How Many Trees Need to Grow to Compensate for My Flight?

To stay with that example: One ton of CO2 is produced, for example, by burning 422 liters (111 gallons) of gasoline, which would allow a car to travel an average of 5,400 kilometers (3,355 miles).

Conversely, plants absorb CO2 from the atmosphere. This enables them to grow. A beech tree, for example, takes in around 12.5 kg of CO2 per year. That means a single ton of CO2 corresponds to the annual growth of 80 beech trees.

If we compare the CO2 emitted and absorbed, we can calculate how many trees are needed to compensate for a certain distance traveled by car, and which means of transport “consumes” the least amount of tree growth.
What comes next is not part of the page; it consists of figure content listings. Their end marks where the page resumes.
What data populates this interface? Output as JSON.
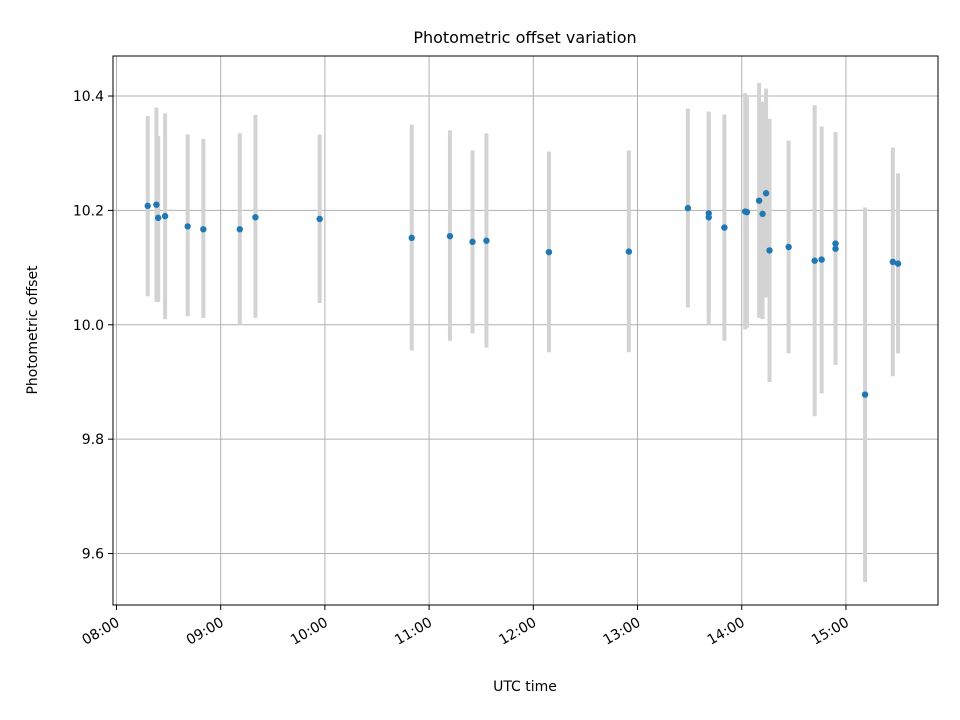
{
  "chart_data": {
    "type": "scatter",
    "title": "Photometric offset variation",
    "xlabel": "UTC time",
    "ylabel": "Photometric offset",
    "x_format": "HH:MM",
    "xlim": [
      "07:58",
      "15:53"
    ],
    "ylim": [
      9.51,
      10.47
    ],
    "xticks": [
      "08:00",
      "09:00",
      "10:00",
      "11:00",
      "12:00",
      "13:00",
      "14:00",
      "15:00"
    ],
    "yticks": [
      9.6,
      9.8,
      10.0,
      10.2,
      10.4
    ],
    "grid": true,
    "point_color": "#1f77b4",
    "errorbar_color": "#d3d3d3",
    "series": [
      {
        "points": [
          {
            "x": "08:18",
            "y": 10.208,
            "ylow": 10.05,
            "yhigh": 10.365
          },
          {
            "x": "08:23",
            "y": 10.21,
            "ylow": 10.04,
            "yhigh": 10.38
          },
          {
            "x": "08:24",
            "y": 10.187,
            "ylow": 10.04,
            "yhigh": 10.33
          },
          {
            "x": "08:28",
            "y": 10.19,
            "ylow": 10.01,
            "yhigh": 10.37
          },
          {
            "x": "08:41",
            "y": 10.172,
            "ylow": 10.015,
            "yhigh": 10.333
          },
          {
            "x": "08:50",
            "y": 10.167,
            "ylow": 10.012,
            "yhigh": 10.325
          },
          {
            "x": "09:11",
            "y": 10.167,
            "ylow": 10.0,
            "yhigh": 10.335
          },
          {
            "x": "09:20",
            "y": 10.188,
            "ylow": 10.012,
            "yhigh": 10.367
          },
          {
            "x": "09:57",
            "y": 10.185,
            "ylow": 10.038,
            "yhigh": 10.333
          },
          {
            "x": "10:50",
            "y": 10.152,
            "ylow": 9.955,
            "yhigh": 10.35
          },
          {
            "x": "11:12",
            "y": 10.155,
            "ylow": 9.972,
            "yhigh": 10.34
          },
          {
            "x": "11:25",
            "y": 10.145,
            "ylow": 9.985,
            "yhigh": 10.305
          },
          {
            "x": "11:33",
            "y": 10.147,
            "ylow": 9.96,
            "yhigh": 10.335
          },
          {
            "x": "12:09",
            "y": 10.127,
            "ylow": 9.952,
            "yhigh": 10.303
          },
          {
            "x": "12:55",
            "y": 10.128,
            "ylow": 9.952,
            "yhigh": 10.305
          },
          {
            "x": "13:29",
            "y": 10.204,
            "ylow": 10.03,
            "yhigh": 10.378
          },
          {
            "x": "13:41",
            "y": 10.195,
            "ylow": 10.02,
            "yhigh": 10.373
          },
          {
            "x": "13:41",
            "y": 10.188,
            "ylow": 10.0,
            "yhigh": 10.37
          },
          {
            "x": "13:50",
            "y": 10.17,
            "ylow": 9.972,
            "yhigh": 10.368
          },
          {
            "x": "14:02",
            "y": 10.198,
            "ylow": 9.992,
            "yhigh": 10.405
          },
          {
            "x": "14:03",
            "y": 10.197,
            "ylow": 9.995,
            "yhigh": 10.4
          },
          {
            "x": "14:10",
            "y": 10.217,
            "ylow": 10.012,
            "yhigh": 10.423
          },
          {
            "x": "14:12",
            "y": 10.194,
            "ylow": 10.01,
            "yhigh": 10.39
          },
          {
            "x": "14:14",
            "y": 10.23,
            "ylow": 10.048,
            "yhigh": 10.413
          },
          {
            "x": "14:16",
            "y": 10.13,
            "ylow": 9.9,
            "yhigh": 10.36
          },
          {
            "x": "14:27",
            "y": 10.136,
            "ylow": 9.95,
            "yhigh": 10.322
          },
          {
            "x": "14:42",
            "y": 10.112,
            "ylow": 9.84,
            "yhigh": 10.384
          },
          {
            "x": "14:46",
            "y": 10.114,
            "ylow": 9.88,
            "yhigh": 10.347
          },
          {
            "x": "14:54",
            "y": 10.133,
            "ylow": 9.93,
            "yhigh": 10.337
          },
          {
            "x": "14:54",
            "y": 10.142,
            "ylow": 9.95,
            "yhigh": 10.335
          },
          {
            "x": "15:11",
            "y": 9.878,
            "ylow": 9.55,
            "yhigh": 10.205
          },
          {
            "x": "15:27",
            "y": 10.11,
            "ylow": 9.91,
            "yhigh": 10.31
          },
          {
            "x": "15:30",
            "y": 10.107,
            "ylow": 9.95,
            "yhigh": 10.265
          }
        ]
      }
    ]
  }
}
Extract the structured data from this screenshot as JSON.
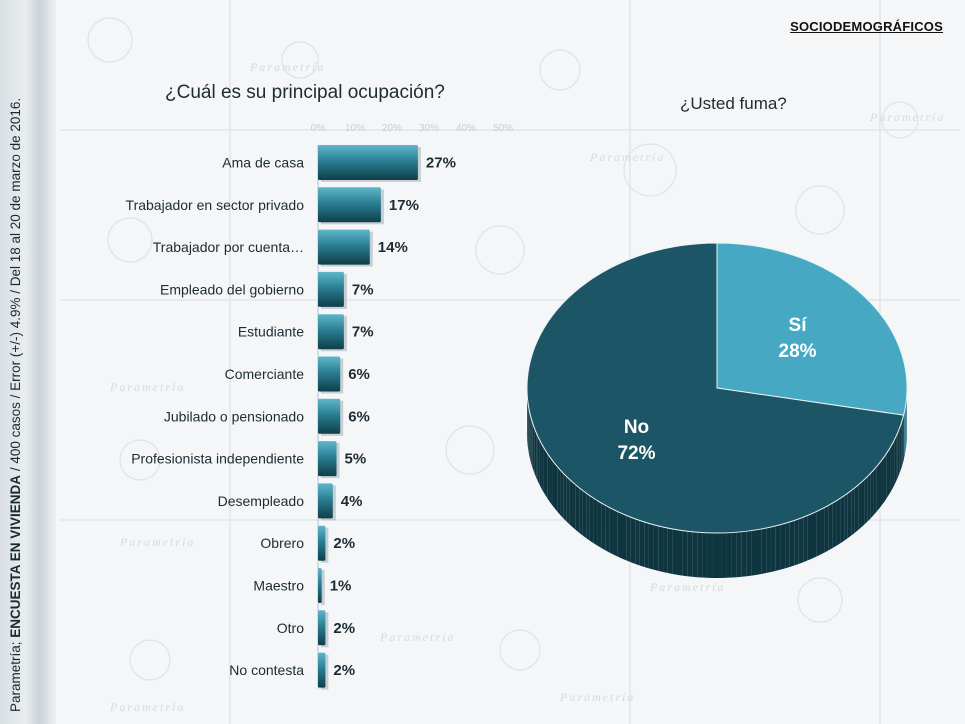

For example, 20 beech trees would have to grow for one year to offset a 1,000-kilometer (621-mile) journey with a combustion engine. For 1,000 kilometers (621 miles) of air travel, it would take 33 beech trees per person. The same distance traveled by train would equate to the growth of just one beech tree.

Collective Behavior: Silence and Repression

Another obstacle to tackling the climate crisis is repression, which is a very common psychological protection mechanism.

“People don’t want to hear how bad things are, so they push it away. Smokers also do this when confronted with the consequences of their behavior,” Ernst said, adding that many who don’t want to deal with the climate issue, look away and leave it for others to solve.

Nikendei sees this behavior as a collective pattern of action: a collective social norm of silence, and likens the reluctance to acknowledge the climate crisis to the social taboos of aging, illness and death.

Rejection and Paralysis Can Be Overcome

Nikendei regards it as the role of psychologists to acknowledge this collective rejection and the emotions associated with it while simultaneously assisting the necessary change in values. This includes mourning the end of the fossil fuel era, recognizing one’s own involvement in climate change and a shift in values towards cooperation over competition.

Excessive behavior in society needs to be replaced by more sharing, repairing and preserving, the psychotrauma expert says. Reconnecting with nature is also important. In pursuing this approach, he believes psychologists can help people to cope with the climate crisis and overcome feelings of fear, paralysis and helplessness.

More than a thousand psychologists and psychotherapists in Europe are trying to do just that with the Psychologists for Future network, says co-initiator Lea Dohm. “Our campaign has struck a nerve. Lots of people from all walks of life want our help in tackling the climate crisis.”